By applying Critical Technocultural Discourse Analysis (CTDA), we gain deeper insight into how these practices are not simply neutral acts of preservation. The tools and platforms used by these archivists shape and are shaped by the socio-political contexts in which they operate. Through these digital archives, South Asian diasporic communities are able to create spaces of belonging and continuity in a fragmented global context. The fluidity between preservation and creation reflects the nature of digital culture itself, where the distinctions between media and memory, archive and narrative, are constantly shifting. This points to a broader evolution in how cultural heritage is understood and sustained in the digital age, where the very concept of memory is inextricably linked to media technologies. The work of rogue archivists like Discostan and Hamnawa then opens up critical questions about the role of digital media in postcolonial and diasporic contexts. By addressing the gaps left by institutional neglect, these archives do more than preserve—they reimagine the possibilities of cultural memory. They challenge dominant frameworks of categorization and preservation, creating alternative narratives that offer new opportunities for community formation.

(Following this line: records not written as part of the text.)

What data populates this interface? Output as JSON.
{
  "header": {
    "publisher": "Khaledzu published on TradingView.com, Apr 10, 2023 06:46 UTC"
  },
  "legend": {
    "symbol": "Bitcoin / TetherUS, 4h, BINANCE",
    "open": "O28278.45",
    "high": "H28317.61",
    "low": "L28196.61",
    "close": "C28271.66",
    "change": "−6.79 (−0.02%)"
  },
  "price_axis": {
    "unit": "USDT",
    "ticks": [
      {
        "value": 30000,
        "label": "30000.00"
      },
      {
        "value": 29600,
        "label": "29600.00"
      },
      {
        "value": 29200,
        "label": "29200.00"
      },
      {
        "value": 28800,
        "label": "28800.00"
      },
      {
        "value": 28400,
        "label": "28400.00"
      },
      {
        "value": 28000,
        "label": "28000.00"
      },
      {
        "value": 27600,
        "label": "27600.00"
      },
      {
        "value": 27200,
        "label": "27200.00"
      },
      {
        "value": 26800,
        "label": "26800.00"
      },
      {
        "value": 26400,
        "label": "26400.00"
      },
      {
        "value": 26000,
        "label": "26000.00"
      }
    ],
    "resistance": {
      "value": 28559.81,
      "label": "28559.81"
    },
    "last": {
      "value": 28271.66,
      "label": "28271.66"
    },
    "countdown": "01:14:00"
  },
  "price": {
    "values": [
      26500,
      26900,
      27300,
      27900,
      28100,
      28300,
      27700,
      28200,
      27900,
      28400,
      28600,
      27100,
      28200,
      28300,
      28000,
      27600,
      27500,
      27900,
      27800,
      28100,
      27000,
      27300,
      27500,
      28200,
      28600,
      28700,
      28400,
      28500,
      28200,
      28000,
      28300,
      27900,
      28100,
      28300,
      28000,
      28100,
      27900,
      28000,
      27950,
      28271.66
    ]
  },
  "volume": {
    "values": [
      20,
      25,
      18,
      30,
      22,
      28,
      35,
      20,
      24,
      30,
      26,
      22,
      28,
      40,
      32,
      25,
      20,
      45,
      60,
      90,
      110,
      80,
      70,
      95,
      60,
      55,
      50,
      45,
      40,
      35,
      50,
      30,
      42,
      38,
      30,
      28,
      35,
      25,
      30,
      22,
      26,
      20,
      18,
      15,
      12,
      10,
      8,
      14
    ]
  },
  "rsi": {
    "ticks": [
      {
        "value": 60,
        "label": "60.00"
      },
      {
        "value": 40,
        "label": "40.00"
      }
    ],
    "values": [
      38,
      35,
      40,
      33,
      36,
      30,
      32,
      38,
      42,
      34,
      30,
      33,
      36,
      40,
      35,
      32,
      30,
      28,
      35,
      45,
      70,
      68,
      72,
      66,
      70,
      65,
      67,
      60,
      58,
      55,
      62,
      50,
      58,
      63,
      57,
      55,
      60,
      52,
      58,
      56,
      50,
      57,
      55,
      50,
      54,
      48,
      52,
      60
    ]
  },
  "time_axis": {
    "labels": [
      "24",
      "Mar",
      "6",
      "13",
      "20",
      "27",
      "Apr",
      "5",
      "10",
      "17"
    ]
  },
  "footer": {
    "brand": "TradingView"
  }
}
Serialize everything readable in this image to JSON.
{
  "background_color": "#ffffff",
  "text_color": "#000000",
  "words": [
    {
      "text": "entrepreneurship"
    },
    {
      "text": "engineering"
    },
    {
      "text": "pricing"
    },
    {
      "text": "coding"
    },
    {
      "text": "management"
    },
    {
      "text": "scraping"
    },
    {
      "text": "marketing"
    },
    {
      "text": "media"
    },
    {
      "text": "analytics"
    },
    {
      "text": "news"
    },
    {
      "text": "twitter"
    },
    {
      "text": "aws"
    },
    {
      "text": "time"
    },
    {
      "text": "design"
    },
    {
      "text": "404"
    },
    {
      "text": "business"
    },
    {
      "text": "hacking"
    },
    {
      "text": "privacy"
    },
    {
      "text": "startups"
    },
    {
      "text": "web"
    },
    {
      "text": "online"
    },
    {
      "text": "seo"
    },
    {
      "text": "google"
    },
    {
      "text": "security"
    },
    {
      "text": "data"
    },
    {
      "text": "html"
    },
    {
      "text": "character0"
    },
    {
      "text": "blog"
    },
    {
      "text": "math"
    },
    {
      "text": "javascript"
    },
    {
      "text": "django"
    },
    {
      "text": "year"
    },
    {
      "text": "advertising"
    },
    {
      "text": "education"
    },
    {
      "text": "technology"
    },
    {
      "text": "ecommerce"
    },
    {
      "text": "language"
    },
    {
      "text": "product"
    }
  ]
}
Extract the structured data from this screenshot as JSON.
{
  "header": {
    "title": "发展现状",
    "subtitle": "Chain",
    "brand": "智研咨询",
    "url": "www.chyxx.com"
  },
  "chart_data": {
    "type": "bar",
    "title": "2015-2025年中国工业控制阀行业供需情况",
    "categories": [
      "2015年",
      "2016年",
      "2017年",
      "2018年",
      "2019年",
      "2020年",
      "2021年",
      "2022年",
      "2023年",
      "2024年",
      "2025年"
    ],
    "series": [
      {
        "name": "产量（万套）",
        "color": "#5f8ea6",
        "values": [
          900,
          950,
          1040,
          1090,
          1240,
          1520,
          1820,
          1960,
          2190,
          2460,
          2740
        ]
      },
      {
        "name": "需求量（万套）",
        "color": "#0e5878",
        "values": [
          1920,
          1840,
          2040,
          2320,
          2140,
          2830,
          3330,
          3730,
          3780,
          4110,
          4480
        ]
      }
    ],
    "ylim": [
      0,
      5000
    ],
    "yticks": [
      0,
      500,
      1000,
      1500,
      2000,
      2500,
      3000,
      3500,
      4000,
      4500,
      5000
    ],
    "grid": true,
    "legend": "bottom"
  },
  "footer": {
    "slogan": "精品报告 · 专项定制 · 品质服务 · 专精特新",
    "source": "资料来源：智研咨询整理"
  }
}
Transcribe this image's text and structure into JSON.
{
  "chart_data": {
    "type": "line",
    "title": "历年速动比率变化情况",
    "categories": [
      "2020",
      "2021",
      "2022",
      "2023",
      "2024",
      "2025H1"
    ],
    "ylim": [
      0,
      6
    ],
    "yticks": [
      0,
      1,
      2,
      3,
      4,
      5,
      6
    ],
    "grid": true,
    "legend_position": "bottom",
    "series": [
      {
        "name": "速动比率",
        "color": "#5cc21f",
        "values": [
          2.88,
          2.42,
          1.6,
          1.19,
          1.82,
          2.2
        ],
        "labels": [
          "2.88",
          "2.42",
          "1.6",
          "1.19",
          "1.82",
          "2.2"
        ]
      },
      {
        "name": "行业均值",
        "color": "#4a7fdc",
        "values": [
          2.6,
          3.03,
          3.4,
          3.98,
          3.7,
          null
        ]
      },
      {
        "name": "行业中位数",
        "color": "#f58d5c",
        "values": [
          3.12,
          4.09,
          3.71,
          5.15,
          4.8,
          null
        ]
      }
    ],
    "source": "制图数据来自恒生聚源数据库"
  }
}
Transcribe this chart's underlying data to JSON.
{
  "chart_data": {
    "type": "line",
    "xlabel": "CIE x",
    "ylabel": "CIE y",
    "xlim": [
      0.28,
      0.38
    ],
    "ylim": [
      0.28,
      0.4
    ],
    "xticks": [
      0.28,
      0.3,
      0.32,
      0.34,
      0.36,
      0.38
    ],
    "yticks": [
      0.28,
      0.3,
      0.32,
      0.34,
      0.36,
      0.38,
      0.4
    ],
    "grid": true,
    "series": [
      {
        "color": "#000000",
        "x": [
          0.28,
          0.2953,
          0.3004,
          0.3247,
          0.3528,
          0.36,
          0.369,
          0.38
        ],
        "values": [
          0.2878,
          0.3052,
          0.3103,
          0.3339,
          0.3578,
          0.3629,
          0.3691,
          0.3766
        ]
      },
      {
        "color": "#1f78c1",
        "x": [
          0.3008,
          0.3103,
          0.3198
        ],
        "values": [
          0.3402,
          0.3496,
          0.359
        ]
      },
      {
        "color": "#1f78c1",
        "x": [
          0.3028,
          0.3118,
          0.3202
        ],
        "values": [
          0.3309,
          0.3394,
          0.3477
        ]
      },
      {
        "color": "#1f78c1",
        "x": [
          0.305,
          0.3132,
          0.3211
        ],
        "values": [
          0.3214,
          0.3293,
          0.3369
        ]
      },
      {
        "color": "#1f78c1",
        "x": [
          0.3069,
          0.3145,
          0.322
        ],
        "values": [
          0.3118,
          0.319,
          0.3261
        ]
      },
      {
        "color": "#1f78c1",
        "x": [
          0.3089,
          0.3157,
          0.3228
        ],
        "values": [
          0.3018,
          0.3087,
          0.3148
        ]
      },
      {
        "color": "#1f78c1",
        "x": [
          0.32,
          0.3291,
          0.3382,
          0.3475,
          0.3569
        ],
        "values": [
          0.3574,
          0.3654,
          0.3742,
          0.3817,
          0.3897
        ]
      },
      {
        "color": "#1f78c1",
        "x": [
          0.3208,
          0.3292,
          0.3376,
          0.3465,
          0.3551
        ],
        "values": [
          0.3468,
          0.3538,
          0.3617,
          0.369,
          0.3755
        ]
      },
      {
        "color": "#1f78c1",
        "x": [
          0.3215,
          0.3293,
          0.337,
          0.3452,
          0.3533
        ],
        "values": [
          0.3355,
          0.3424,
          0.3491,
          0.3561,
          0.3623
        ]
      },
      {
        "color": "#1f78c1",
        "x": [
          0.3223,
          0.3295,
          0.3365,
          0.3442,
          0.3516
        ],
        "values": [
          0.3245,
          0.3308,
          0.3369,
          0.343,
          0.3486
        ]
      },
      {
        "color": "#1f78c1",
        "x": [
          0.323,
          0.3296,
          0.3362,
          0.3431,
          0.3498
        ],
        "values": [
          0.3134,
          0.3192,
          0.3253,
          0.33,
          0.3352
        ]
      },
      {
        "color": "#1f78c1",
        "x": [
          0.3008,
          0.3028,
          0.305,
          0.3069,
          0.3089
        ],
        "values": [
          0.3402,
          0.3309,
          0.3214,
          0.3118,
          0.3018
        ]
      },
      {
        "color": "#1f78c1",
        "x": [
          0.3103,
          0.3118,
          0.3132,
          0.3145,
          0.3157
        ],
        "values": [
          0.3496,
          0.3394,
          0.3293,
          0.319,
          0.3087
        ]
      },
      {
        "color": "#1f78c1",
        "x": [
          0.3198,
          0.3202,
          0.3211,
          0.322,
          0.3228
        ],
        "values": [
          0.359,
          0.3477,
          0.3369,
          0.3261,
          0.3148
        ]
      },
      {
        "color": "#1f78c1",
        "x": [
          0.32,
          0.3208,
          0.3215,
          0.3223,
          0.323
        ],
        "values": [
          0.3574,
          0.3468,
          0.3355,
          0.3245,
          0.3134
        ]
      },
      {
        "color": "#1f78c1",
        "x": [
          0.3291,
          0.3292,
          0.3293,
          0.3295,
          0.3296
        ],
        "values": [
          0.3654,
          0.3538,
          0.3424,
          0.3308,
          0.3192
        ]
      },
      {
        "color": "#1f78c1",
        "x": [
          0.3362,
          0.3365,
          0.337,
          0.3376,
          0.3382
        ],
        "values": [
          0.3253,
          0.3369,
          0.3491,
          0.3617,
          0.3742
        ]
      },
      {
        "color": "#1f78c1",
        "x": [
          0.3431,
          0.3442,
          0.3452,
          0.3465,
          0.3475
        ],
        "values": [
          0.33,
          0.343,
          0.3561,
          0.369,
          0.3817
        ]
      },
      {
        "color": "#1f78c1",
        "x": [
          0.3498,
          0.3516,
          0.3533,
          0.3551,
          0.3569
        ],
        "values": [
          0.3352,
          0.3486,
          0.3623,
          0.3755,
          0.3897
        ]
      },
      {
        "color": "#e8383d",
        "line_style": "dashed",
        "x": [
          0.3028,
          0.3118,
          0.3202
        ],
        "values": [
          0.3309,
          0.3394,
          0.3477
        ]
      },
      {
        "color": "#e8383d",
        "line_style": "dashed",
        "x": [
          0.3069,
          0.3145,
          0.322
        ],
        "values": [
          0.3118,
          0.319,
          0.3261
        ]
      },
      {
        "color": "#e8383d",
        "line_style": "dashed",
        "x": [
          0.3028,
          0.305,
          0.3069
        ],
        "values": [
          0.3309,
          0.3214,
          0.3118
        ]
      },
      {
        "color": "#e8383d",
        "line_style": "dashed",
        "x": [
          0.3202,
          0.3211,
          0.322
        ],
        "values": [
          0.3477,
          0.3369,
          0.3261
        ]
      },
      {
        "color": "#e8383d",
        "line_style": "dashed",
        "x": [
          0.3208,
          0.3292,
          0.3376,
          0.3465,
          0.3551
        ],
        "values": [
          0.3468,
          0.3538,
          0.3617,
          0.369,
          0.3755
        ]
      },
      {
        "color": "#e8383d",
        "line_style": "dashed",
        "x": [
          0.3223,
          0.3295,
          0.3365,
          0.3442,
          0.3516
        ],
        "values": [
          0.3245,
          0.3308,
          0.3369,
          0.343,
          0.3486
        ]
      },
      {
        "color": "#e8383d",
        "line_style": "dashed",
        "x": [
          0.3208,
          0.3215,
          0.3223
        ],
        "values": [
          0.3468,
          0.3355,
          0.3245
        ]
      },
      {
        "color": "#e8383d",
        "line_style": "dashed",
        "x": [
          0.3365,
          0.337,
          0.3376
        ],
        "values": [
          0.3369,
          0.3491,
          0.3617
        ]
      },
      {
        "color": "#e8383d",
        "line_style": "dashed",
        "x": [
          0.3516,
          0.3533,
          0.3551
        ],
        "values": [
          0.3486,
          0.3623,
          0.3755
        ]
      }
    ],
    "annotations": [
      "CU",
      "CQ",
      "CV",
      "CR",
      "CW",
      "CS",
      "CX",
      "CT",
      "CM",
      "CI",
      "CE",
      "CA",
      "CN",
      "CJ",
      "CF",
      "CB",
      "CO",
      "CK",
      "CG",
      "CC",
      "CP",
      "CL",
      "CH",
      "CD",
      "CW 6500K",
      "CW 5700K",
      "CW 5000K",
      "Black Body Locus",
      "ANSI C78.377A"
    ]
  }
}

The double helix model of digital cultural memory encapsulates this process, where preservation and creation are intertwined, continually reshaping the boundaries of what constitutes memory and media. This raises further questions about the nature of digital memory itself: How do digital platforms reshape our understanding of preservation in a rapidly changing technological landscape? And, to what extent can digital memory truly serve as a repository for cultural heritage when it is inherently mutable and subject to remixing? These questions underscore the need for continued exploration of the evolving relationship between digital media and cultural memory in the digital age.